HIJO DE CRUZADOS Y CORSARIOS

– Habladme de vuestro viaje y de vuestros planes – me dijo.

Le referí todo lo que supuse podía interesarle y oyó mi relato con extraordinaria atención.

– Ahora voy a hablaros de mí, para que sepáis, sin duda, quien soy. Mi nombre está envuelto en tanto odio y temor, que nadie es capaz de separar lo verdadero de lo falso, la historia de la leyenda. Un día escribiréis un libro, recordareis vuestra estancia en Mongolia y la amistad que tuvisteis con el “general sanguinario”.

Cerró los ojos, sin dejar de fumar mientras hablaba nerviosamente, precipitando las frases y no concluyéndolas, como si temiese no tener tiempo.
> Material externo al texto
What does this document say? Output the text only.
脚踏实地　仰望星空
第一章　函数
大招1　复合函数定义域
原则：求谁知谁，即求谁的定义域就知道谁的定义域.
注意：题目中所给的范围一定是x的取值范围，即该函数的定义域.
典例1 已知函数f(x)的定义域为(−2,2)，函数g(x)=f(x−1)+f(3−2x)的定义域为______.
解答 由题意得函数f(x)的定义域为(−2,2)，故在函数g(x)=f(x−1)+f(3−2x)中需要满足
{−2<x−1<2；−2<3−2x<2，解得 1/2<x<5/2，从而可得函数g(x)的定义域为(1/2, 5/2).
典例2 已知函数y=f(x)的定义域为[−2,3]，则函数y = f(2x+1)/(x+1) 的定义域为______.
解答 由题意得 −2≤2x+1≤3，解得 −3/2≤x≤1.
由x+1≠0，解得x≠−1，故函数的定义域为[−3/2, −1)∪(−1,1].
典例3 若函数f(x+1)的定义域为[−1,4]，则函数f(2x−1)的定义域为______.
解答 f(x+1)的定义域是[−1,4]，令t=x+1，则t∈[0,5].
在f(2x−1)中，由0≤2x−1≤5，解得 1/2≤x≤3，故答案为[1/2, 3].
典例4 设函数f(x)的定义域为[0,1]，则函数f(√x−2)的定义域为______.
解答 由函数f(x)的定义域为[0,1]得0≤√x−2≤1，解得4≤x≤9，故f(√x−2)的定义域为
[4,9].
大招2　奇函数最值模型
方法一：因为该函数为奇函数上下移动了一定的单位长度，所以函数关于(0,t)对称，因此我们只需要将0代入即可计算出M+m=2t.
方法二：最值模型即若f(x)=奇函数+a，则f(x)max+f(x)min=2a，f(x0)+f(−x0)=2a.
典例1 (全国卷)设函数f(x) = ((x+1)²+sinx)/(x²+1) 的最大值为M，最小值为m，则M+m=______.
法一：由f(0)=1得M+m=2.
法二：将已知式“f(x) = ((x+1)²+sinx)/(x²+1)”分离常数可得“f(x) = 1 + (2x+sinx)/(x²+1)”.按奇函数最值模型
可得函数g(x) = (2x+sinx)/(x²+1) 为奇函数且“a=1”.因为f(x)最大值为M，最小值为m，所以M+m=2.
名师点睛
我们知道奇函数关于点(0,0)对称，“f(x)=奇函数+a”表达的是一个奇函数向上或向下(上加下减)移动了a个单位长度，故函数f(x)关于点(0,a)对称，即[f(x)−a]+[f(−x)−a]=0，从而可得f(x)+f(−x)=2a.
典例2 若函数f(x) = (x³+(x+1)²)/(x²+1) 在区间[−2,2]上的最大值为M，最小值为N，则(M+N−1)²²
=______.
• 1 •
– La familia de los Ungern von Sternberg es antigua; proviene de una mezcla de alemanes y húngaros, de los hunos del tiempo de Atila. Mis antepasados guerreros tomaron parte en todas las guerras europeas. Estuvieron en las Cruzadas; un Ungern pereció en el asalto a Jerusalén, peleando con las tropas de Ricardo Corazón de León. La misma trágica cruzada de los niños registra la muerte de Raúl de Ungern, a la edad de once años. Cuando los más esforzados guerreros del país fueron enviados a las fronteras orientales del Imperio germánico contra los eslavos, allá por el siglo XII, mi antepasado Arturo figura entre ellos; era el barón Halsa Ungern Sternberg. Estos defensores de las marcas fronterizas formaron la Orden teutónica de los Caballeros Monjes, que por el hierro y por el fuego impusieron el Cristianismo a las poblaciones paganas: lituanos, estonios, livonios y eslavos. Desde entonces la Orden de los Caballeros teutónicos contó siempre entre sus miembros a los representantes de mi familia. Cuando la Orden teutónica desapareció en el Grünewald, a los golpes de las huestes polacas y lituanas, dos barones Ungern von Sternberg murieron en la batalla. Mi estirpe tenia el alma guerrera con tendencias al ascetismo y al misticismo.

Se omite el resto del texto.